L’apogée de la chrétienté n’a pu durer sans qu’éclatent des guerres intestines qui la ruinèrent : ce que l’on a appelé les guerres de Religion. Si les mœurs de la capitale romaine laissaient à désirer, comme on le voit dans les lettres de sainte Catherine de Sienne, et si le Grand Schisme d’Occident l’avait déjà très affaiblie au début du XVe siècle (il y eut jusqu’à trois papes rivaux !), la réaction de Luther, puis de Calvin, vint achever de ruiner la belle unité que constituait la chrétienté. Luther fit la guerre à la langue latine, et la diffusion des textes sacrés en langue vernaculaire attisa les nationalismes qui déchirèrent le tissu de l’unité européenne. On mesure la qualité de ce qu’était cette unité lorsqu’on lit les Colloques d’Érasme. Une civilisation existait alors et les frontières étaient suffisamment poreuses pour qu’un intellectuel comme lui pût se déplacer, enseigner ou recueillir des informations des Flandres à l’Italie et de l’Allemagne à la France.
Un affrontement guerrier
Les passions se déchaînèrent pourtant et ce qui aurait dû être des débats théologiques clôturés par l’autorité romaine devint un affrontement guerrier accompagné de destructions d’églises, de meurtres et de tous les ravages de la guerre civile. En France, nous avons un tableau de cet état désastreux dans les poèmes de Ronsard qui supplie la reine de ramener l’ordre. Ronsard se fait d’ailleurs le chantre de l’Église catholique en disant qu’il fallait la purger des abus mais ne jamais se séparer d’elle. Cette ligne inspirera ce qu’on a appelé le « parti des politiques », animé par le chancelier Michel de L’Hospital, conseiller de Catherine de Médicis : il considérait que l’unité royale était le seul médiateur pour rétablir cette paix. Ce fut bien le souci constant de cette reine et de ses fils malgré de sombres erreurs…
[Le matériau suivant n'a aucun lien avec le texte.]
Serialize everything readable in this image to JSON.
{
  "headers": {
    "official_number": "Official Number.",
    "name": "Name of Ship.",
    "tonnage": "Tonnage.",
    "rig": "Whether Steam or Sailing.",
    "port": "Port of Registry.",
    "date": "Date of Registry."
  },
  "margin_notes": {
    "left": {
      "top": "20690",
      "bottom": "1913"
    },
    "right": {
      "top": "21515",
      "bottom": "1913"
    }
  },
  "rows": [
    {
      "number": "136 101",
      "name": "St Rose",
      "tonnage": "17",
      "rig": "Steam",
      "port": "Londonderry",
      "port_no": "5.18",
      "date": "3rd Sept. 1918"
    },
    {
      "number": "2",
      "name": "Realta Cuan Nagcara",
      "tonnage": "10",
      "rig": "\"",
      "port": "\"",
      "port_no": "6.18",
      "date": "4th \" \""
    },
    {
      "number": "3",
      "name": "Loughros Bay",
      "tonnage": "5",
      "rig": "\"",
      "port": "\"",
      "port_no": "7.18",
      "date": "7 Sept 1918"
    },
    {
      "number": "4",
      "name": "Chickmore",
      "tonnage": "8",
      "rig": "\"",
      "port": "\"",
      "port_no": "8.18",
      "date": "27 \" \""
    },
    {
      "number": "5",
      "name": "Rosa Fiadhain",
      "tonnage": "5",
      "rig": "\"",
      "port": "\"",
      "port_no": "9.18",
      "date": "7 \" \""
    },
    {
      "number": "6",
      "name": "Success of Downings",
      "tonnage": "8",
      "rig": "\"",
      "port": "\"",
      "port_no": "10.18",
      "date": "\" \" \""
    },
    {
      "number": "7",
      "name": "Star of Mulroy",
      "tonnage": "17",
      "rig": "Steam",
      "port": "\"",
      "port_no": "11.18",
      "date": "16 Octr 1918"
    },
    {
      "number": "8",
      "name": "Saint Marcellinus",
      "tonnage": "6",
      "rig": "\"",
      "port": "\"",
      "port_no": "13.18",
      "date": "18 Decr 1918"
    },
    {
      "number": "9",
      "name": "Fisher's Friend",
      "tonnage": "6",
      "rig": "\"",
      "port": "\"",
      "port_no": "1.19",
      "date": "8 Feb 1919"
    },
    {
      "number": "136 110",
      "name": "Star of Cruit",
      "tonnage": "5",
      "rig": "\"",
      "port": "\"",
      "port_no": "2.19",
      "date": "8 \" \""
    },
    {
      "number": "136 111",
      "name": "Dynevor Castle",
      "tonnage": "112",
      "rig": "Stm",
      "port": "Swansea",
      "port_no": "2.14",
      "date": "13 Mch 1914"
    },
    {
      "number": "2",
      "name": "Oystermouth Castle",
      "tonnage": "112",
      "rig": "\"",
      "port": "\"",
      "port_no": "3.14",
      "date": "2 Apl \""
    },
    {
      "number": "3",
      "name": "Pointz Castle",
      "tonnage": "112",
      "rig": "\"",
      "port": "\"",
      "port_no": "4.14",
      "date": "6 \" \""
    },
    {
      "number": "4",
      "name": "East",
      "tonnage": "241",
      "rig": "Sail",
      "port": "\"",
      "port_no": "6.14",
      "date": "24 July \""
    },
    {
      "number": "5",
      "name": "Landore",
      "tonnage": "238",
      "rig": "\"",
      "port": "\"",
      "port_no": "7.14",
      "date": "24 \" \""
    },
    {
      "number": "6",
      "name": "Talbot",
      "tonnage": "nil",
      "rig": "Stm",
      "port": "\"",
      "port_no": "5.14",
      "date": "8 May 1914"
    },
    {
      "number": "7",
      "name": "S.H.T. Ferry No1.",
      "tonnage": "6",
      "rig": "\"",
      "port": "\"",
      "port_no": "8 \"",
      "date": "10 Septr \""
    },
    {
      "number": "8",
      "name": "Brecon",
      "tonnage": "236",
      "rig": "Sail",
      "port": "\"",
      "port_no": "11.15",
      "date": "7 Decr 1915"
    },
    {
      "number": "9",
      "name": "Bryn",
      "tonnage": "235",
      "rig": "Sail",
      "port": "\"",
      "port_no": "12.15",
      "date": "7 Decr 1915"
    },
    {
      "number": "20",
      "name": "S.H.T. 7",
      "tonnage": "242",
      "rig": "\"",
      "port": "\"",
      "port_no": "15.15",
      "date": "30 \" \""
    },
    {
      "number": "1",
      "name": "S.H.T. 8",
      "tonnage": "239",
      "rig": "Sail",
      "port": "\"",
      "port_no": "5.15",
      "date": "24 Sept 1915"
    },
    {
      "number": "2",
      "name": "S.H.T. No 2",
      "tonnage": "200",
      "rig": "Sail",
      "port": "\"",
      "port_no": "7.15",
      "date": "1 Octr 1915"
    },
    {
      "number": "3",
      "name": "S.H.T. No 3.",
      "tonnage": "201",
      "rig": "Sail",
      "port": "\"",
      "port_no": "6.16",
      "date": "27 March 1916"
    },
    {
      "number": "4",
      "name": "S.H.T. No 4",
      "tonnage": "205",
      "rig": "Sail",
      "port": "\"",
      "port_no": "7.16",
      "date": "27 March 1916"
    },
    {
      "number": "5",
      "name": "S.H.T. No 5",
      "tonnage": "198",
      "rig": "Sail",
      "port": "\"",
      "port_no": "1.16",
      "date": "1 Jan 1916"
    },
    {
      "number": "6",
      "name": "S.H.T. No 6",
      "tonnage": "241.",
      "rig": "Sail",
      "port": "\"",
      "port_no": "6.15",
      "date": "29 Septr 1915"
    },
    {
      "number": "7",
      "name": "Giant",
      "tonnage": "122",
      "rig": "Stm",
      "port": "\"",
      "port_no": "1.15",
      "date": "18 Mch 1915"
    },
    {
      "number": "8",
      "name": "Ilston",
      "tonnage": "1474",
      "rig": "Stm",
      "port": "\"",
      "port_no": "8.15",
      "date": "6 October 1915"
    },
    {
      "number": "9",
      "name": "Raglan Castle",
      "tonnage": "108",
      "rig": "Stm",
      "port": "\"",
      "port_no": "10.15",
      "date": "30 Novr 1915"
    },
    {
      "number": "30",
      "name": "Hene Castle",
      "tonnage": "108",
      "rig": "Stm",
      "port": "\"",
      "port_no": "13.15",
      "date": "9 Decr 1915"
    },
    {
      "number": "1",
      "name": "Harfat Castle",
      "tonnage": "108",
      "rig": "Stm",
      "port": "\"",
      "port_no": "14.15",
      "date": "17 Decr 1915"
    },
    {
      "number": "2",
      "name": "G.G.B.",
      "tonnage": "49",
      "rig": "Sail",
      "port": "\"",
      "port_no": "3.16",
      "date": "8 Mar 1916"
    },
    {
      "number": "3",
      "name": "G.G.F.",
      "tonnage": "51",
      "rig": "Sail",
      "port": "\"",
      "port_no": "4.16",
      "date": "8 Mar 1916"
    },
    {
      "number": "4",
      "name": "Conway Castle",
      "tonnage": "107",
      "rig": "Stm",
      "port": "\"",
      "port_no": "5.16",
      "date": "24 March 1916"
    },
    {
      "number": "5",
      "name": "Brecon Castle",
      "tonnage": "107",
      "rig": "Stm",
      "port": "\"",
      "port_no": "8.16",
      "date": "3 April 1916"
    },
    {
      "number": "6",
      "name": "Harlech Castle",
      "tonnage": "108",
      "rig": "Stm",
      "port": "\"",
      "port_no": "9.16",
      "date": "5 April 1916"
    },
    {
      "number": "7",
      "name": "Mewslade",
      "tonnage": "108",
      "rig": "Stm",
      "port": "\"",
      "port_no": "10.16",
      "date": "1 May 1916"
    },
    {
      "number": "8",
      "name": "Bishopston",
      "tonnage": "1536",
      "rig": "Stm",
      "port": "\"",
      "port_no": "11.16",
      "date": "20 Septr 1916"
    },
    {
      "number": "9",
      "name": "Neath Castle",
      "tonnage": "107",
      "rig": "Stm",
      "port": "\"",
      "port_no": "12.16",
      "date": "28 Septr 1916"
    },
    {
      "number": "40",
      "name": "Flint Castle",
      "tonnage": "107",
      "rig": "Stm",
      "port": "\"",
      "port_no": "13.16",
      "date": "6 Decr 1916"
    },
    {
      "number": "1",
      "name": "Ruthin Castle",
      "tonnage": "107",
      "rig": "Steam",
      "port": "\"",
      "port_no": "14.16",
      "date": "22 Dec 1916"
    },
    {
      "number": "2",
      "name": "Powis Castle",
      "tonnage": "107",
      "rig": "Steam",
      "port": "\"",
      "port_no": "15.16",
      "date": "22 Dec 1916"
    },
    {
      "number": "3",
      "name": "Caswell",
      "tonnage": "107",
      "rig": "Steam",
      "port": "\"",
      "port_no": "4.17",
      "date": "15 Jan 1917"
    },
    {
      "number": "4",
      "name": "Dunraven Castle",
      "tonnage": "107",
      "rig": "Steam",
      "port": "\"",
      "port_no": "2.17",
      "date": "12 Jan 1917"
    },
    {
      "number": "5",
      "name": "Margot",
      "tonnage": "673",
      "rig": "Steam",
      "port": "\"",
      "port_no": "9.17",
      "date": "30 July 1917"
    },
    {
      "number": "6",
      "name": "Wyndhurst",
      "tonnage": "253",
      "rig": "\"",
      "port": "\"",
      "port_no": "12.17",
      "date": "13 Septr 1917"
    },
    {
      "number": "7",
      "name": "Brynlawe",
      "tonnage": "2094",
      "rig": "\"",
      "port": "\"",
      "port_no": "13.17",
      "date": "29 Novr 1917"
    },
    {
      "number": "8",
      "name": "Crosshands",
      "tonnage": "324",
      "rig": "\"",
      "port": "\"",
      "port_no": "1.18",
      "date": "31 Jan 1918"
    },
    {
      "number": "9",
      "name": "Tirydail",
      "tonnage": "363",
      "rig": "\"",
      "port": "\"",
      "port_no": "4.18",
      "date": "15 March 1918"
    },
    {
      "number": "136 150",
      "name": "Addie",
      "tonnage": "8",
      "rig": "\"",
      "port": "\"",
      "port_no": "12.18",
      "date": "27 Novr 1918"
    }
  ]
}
Lorsqu’Henri IV eût ramené la paix, une constante se dessina chez les souverains qui, à l’époque, proposaient la désignation des évêques à Rome. Sous l’influence de saint François de Sales et de saint Vincent de Paul, Henri IV, Louis XIII, Anne d’Autriche puis Louis XIV eurent le souci que soient nommés des évêques remarquables par leur sainteté. Ce fut le moment où les séminaires fleurirent et où le clergé acquit une véritable formation comme l’avait voulu le concile de Trente. Le modèle de cette formation se trouve dans la congrégation de la mission de « Monsieur Vincent » – saint Vincent de Paul (1581-1660) – qui voulait faire de ses prêtres de véritables apôtres. Le Grand Siècle, qu’on nomme aussi « le siècle des âmes », vit ainsi naître un clergé érudit mais attentionné aux plus faibles et aux plus pauvres. « Monsieur Vincent » sut mettre les grandes dames au service des souffrants et de ceux qu’il appelait « nos seigneurs les pauvres ».
C’est le siècle où celui que l’on appelait l’honnête homme tenait à faire une heure d’oraison par jour et à choisir un bon directeur de conscience. Des excès se produiront cependant, que Molière ridiculisera dans son Tartuffe, mais ils n’empêchèrent pas une extraordinaire renaissance catholique qui fit aussi de ce siècle le siècle des missions : mission à l’intérieur du royaume mais aussi à l’extérieur. C’est ainsi, par exemple, que sainte Marie de l’Incarnation et Monseigneur de Laval évangélisèrent le Québec et ses populations indigènes (cf. FC n° 3871).
La renaissance catholique favorisa également les lettres et les arts et inspira aussi les rois et leur cour. C’est l’époque de Bossuet et de Bourdaloue mais aussi de Corneille, Racine et Molière et du plus grand rayonnement du royaume de France.